A masked man walks by a sign on Exchange Street in Portland on Tuesday, Dec. 28, 2021. Credit: Troy R. Bennett / BDN

AUGUSTA, Maine — Maine lawmakers want to send millions more to a tobacco prevention fund cut under the former governor and still languishing under the current one.

Maine led states in tobacco prevention spending in the early 2000s. But the Fund for a Healthy Maine, which contains money from a landmark 1998 tobacco industry settlement, has often been diverted for purposes not directly related to smoking. Under former Gov. Paul LePage, it increasingly paid for Medicaid and still mostly goes toward that budget item.

After a high of $19 million spent in 2000, prevention funding has dwindled to just above an all-time low at $4.3 million per year, according to the Tobacco Advisory Council. Funding more than doubled in a two-year budget signed by Gov. Janet Mills in 2019, but lawmakers and the Democratic governor did not continue that during this budget cycle.

Buoyed by an $800 million revenue surplus expected through mid-2023, Democrats and some Republicans are backing a bill to add $10 million over two years toward anti-smoking efforts. Supporters argue it is critical in a state with the highest amount of adult smokers in the Northeast and a higher lung cancer mortality rate than the rest of the U.S.

The state can easily fund the increase, Rep. Kristen Cloutier, D-Lewiston, the bill’s sponsor, told the Legislature’s health committee on Thursday. She also cited the ongoing threat of COVID-19, which is more dangerous for people with respiratory issues and other health risks.

“While we are in the midst of a global pandemic, fighting a virus that attacks our lungs, we need to be doing all that we can to prevent tobacco use and to help current smokers to quit,” she said.
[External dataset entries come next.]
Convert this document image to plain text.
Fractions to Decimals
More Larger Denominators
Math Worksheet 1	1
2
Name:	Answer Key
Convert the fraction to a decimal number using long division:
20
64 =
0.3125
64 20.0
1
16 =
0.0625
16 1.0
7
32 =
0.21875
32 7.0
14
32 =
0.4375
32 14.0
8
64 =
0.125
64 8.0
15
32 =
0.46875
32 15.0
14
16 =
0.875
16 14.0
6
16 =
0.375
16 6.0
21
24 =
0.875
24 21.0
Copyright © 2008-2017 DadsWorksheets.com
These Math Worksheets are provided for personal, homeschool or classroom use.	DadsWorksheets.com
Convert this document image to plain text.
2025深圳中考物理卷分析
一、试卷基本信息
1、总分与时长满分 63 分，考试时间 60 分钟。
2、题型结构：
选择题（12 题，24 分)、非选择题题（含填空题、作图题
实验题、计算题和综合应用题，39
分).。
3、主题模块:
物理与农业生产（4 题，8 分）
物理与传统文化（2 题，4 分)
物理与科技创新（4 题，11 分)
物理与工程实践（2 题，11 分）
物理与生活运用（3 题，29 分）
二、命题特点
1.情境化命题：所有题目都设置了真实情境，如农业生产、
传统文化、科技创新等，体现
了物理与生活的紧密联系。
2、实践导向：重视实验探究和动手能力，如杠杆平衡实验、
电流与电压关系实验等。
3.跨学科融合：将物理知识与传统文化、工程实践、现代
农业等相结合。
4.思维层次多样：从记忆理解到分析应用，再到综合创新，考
Maine has taken aggressive action on tobacco in recent years. The Legislature overrode LePage’s veto in 2018 to make Maine the fifth state to raise the legal purchase age to 21. Cloutier’s bill drew no opposition on Thursday and it is sponsored by two Republicans, Sens. Marianne Moore of Calais and Paul Davis of Sangerville.

While there may be wide support, lawmakers are going to have to elevate it on their list of priorities. A measure to ban flavored tobacco that was supported by Mills, but it was cut out of a bipartisan budget deal inked last year over a $32 million cost and Republican opposition.

The Maine Tobacco Prevention and Control Advisory Council, a group that was dormant for years but recently revived, wants to see funding restored to federal recommendations of $15.9 million per year, according to their latest report. The panel is also recommending a cigarette tax hike that failed in the Legislature last year despite being endorsed by a committee.  

The council also wants the state to focus more attention on communities where tobacco use is more prevalent, such as among people of color and the LGBTQ+ community, and among younger people before their habits set in.

“We are obviously working on prevention, but we have a lot of young people that are addicted now and need help,” said Edward Miller, chair of the advisory council, during a briefing, “and it’s different help than you’d provide to a 40-year-old who has been smoking Camels for 25 years.”